Sunday, April 7, 2013

Roasted Vegetables With Bacon

For Christmas, Dustin gave me a cooking class (of my choice) and Lynnette and I decided to do it together. We chose "Cooking Without A Cookbook".  We had so much fun and since then, I have tried to "be bold and try anything" as our instructor taught us.  These were the roasted vegetables that my group prepared that night (we were split into small groups, shown a whole bunch of ingredients we could choose from, and instructed to make roasted veggies, a side dish, like quinoa, and a main dish).  We were so happy with how everything turned out and I have since recreated these veggies for my family.
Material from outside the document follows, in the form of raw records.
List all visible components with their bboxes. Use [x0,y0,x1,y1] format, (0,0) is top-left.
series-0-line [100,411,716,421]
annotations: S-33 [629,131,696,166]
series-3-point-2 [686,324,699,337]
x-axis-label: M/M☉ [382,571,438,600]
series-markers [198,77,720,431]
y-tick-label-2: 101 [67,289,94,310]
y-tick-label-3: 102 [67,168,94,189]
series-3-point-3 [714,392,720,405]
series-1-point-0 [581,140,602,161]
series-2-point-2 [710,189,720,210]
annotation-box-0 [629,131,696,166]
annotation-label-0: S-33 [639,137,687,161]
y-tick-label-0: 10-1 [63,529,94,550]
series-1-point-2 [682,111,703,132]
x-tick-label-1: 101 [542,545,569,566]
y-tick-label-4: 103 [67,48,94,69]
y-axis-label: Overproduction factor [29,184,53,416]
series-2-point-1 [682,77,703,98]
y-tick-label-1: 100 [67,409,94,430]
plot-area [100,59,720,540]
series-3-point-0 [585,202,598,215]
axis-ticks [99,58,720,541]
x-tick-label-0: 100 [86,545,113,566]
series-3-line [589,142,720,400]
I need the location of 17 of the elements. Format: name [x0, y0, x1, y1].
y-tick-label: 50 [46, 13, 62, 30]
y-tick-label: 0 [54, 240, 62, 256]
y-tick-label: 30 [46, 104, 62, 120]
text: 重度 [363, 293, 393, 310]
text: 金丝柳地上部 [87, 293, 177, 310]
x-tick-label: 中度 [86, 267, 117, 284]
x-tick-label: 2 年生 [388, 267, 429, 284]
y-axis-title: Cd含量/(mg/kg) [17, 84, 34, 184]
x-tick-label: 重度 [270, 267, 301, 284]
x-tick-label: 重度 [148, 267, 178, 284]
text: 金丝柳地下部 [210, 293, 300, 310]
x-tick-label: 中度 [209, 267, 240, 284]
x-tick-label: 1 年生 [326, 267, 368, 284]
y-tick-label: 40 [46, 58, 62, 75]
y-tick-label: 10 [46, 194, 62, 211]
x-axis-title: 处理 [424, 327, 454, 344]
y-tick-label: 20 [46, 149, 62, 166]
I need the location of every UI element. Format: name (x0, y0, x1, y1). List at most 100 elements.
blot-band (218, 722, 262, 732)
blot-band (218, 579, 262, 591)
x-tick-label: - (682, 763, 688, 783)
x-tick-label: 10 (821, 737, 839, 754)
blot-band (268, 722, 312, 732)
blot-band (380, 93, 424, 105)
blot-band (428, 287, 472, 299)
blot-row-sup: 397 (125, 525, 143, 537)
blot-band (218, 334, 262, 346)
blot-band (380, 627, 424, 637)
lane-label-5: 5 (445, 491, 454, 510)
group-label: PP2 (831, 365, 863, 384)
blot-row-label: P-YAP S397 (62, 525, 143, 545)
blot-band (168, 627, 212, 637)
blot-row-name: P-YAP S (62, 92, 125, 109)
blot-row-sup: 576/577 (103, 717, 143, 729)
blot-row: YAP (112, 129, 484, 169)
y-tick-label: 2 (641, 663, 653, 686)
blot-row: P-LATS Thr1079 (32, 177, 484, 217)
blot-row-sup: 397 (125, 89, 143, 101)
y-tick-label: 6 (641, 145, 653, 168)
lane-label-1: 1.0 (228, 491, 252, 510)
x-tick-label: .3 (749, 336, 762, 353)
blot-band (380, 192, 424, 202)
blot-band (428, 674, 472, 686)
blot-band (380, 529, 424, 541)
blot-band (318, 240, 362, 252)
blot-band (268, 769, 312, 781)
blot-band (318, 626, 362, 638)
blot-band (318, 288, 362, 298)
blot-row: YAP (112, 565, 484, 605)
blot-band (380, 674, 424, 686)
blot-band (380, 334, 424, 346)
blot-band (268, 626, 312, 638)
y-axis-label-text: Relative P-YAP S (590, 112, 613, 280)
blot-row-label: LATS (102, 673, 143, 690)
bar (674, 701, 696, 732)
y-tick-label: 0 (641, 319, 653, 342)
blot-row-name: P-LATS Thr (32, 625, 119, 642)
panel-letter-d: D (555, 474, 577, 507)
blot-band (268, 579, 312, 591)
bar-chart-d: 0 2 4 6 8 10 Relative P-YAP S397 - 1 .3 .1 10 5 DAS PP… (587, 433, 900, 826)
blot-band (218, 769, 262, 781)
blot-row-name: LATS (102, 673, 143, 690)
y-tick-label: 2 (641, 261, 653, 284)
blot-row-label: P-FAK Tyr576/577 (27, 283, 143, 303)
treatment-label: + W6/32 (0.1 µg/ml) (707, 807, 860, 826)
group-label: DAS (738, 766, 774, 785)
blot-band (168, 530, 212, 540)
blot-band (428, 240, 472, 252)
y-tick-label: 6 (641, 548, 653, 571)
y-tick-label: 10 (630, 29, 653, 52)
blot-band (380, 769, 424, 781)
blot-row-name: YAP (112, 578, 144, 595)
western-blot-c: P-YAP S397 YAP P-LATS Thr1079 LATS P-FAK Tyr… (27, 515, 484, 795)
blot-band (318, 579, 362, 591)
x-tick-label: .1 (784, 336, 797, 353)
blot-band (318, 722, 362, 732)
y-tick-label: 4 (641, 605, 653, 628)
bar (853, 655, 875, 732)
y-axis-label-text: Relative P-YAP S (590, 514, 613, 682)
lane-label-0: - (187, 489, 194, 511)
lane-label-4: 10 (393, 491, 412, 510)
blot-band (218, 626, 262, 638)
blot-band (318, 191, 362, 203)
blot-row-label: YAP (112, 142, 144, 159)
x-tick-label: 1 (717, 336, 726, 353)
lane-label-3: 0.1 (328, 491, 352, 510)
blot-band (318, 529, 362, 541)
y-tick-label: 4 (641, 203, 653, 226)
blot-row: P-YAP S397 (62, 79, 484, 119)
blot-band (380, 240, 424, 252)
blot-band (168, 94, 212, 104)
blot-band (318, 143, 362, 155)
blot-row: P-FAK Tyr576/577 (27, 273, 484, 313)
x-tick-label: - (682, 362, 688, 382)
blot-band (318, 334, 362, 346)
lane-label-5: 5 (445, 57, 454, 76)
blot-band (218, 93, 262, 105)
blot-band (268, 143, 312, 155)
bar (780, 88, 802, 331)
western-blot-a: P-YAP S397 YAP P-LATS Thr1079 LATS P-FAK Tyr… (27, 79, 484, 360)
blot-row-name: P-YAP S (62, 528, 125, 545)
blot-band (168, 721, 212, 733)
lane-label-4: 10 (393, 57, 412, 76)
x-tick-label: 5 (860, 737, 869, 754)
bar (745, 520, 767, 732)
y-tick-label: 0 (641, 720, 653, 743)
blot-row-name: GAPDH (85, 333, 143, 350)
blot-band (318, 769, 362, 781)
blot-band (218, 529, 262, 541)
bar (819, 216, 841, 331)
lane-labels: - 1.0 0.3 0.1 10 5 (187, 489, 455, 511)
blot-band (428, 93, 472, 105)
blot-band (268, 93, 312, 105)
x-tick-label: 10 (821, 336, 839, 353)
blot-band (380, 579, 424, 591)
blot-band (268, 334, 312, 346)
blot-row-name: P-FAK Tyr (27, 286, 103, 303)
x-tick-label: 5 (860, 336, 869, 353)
Roasted Vegetables With Bacon
by: Carolyn

3 or 4 varieties of vegetables (the first time I did carrots, brussel sprouts, red onions and cauliflower)
4 slices of bacon (give or take a slice)
canola oil
fresh mint
fresh marjoram
red pepper flakes to taste
dash of nutmeg
salt and pepper to taste

Preheat your oven to 350 degrees.  Chop your vegetables all about the same size.  Pour them in to a large bowl.  In a frying pan, cook your bacon.  Set the bacon aside and pour the bacon grease (I know, I know, but it is going to taste so good!) over the veggies.  Chop up the mint and marjoram and add them to the bowl.  Add your red pepper flakes (I did about 1/2 tsp.), nutmeg and salt and pepper and stir it all gently to coat.  If you need a little more oil to coat everything, add a little canola oil.  You can taste one of your veggies to see if the flavor is good, or if you need to add more of anything (I'd taste a carrot).  When you have it how you want it, pour the vegetables onto a 11 X 17 pan.  Chop your bacon into small pieces and sprinkle it over the veggies.  Roast them in the oven for 45 minutes, to an hour, or until they are tender, stirring often.